If you're a hedge fund investor, understanding the fund's waterfall policy is essential. A waterfall explains how a fund's investors and manager get paid. It outlines who gets paid first and how much of a fund's profits an investor will receive. Waterfalls are included in the founding documents of a fund.
What Is a Hedge Fund?
Hedge funds are invested aggressively and are often risky investments -- they carry high risks, but also the potential for high rewards. As they do with other investment products, investors put money into a hedge fund, which is run by a manager. However, unlike other investment products, hedge funds require investors to contribute a hefty sum, at least $250,000, as their initial investment. Additionally, hedge funds may have only 100 or fewer investors.
In a hedge fund, the revenue from investments is distributed among investors and partners is distributed in a waterfall structure. In some cases, certain investors will have priority over other investors. In other cases, the hedge fund manager or the hedge fund partners will receive money as soon as the initial capital is repaid. Waterfalls are usually outlined in a fund's founding documents.

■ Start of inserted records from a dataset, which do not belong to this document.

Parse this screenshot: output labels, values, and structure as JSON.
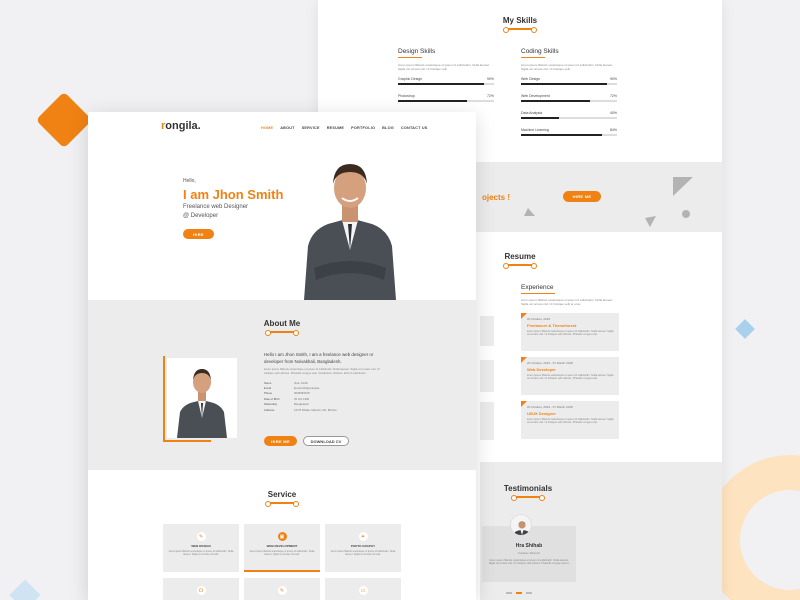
{
  "colors": {
    "accent": "#f08213",
    "panel": "#ececec",
    "dark": "#222222"
  },
  "skills": {
    "title": "My Skills",
    "design": {
      "heading": "Design Skills",
      "desc": "lorem ipsum fillaruls scelerisque ut ipsum id sollicitudin. Nulla laoreet. Sigila vel ornare nisl. Ut tristique velit",
      "items": [
        {
          "name": "Graphic Design",
          "label": "90%",
          "value": 90
        },
        {
          "name": "Photoshop",
          "label": "72%",
          "value": 72
        }
      ]
    },
    "coding": {
      "heading": "Coding Skills",
      "desc": "lorem ipsum fillaruls scelerisque ut ipsum id sollicitudin. Nulla laoreet. Sigila vel ornare nisl. Ut tristique velit",
      "items": [
        {
          "name": "Web Design",
          "label": "90%",
          "value": 90
        },
        {
          "name": "Web Development",
          "label": "72%",
          "value": 72
        },
        {
          "name": "Data Analysis",
          "label": "40%",
          "value": 40
        },
        {
          "name": "Machine Learning",
          "label": "84%",
          "value": 84
        }
      ]
    }
  },
  "projects": {
    "text": "ojects !",
    "button": "HIRE ME"
  },
  "resume": {
    "title": "Resume",
    "experience": {
      "heading": "Experience",
      "desc": "lorem ipsum fillaruls scelerisque ut ipsum id sollicitudin. Nulla laoreet. Sigila vel ornare nisl. Ut tristique velit et eros.",
      "items": [
        {
          "date": "20 October, 2019",
          "role": "Freelancer & Themeforest",
          "text": "lorem ipsum fillaruls scelerisque ut ipsum id sollicitudin. Nulla laoreet. Sigila vel ornare nisl. Ut tristique velit ultrices. Phasells congue erat."
        },
        {
          "date": "20 October, 2019 - 07 March 2018",
          "role": "Web Developer",
          "text": "lorem ipsum fillaruls scelerisque ut ipsum id sollicitudin. Nulla laoreet. Sigila vel ornare nisl. Ut tristique velit ultrices. Phasells congue erat."
        },
        {
          "date": "20 October, 2019 - 07 March 2018",
          "role": "UI/UX Designer",
          "text": "lorem ipsum fillaruls scelerisque ut ipsum id sollicitudin. Nulla laoreet. Sigila vel ornare nisl. Ut tristique velit ultrices. Phasells congue erat."
        }
      ]
    }
  },
  "testimonials": {
    "title": "Testimonials",
    "name": "Hra Shihab",
    "role": "Creative Director",
    "text": "lorem ipsum fillaruls scelerisque ut ipsum id sollicitudin. Nulla laoreet. Sigila vel ornare nisl. Ut tristique velit ultrices. Phasells congue erat et."
  },
  "front": {
    "logo_mark": "r",
    "logo_text": "ongila.",
    "nav": [
      "HOME",
      "ABOUT",
      "SERVICE",
      "RESUME",
      "PORTFOLIO",
      "BLOG",
      "CONTACT US"
    ],
    "hero": {
      "hello": "Hello,",
      "name": "I am Jhon Smith",
      "role_line1": "Freelance web Designer",
      "role_line2": "@ Developer",
      "button": "HIRE"
    },
    "about": {
      "title": "About Me",
      "lead": "Hello I am Jhon Smith, I am a freelance web designer or developer from Noivakhali, Bangladesh.",
      "small": "lorem ipsum fillaruls scelerisque ut ipsum id sollicitudin. Nulla laoreet. Sigila vel ornare nisl. Ut tristique velit ultrices. Phasells congue erat. Vestibulum ultricies, felis id sollicitudin.",
      "info": [
        {
          "k": "Name",
          "v": "Jhon Smith"
        },
        {
          "k": "Email",
          "v": "jhonsmith@example"
        },
        {
          "k": "Phone",
          "v": "0036583078"
        },
        {
          "k": "Date of Birth",
          "v": "25 Oct 1990"
        },
        {
          "k": "Nationality",
          "v": "Bangladesh"
        },
        {
          "k": "Address",
          "v": "127/8 Dhaka, Mirpurn, Mo. Birshre"
        }
      ],
      "btn_hire": "HIRE ME",
      "btn_cv": "DOWNLOAD CV"
    },
    "service": {
      "title": "Service",
      "items": [
        {
          "title": "WEB DESIGN",
          "icon": "✎",
          "desc": "lorem ipsum fillaruls scelerisque ut ipsum id sollicitudin. Nulla laoreet. Sigila vel ornare nisl velit."
        },
        {
          "title": "WEB DEVELOPMENT",
          "icon": "▣",
          "desc": "lorem ipsum fillaruls scelerisque ut ipsum id sollicitudin. Nulla laoreet. Sigila vel ornare nisl velit."
        },
        {
          "title": "PHOTO GRAPHY",
          "icon": "✦",
          "desc": "lorem ipsum fillaruls scelerisque ut ipsum id sollicitudin. Nulla laoreet. Sigila vel ornare nisl velit."
        }
      ]
    }
  }
}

Differences Between American and Foreign Waterfalls
American and European waterfalls have some key differences. European waterfalls generally pay investors first, offering an average of 8 percent return on their investment. Once investors are repaid, the hedge fund manager will draw a profit. In an American waterfall, managers earn a share of profits as soon as they begin to turn a profit on their investments. In general, American fund managers get 20 percent of a funds profits at the end of the year; the rest is distributed among investors.
The waterfall arrangements vary from hedge fund to hedge fund. After the 2008 financial crisis, many funds began to restructure the way their managers are paid. According to the Wall Street Journal, managers are receiving a smaller percent of the fund profits.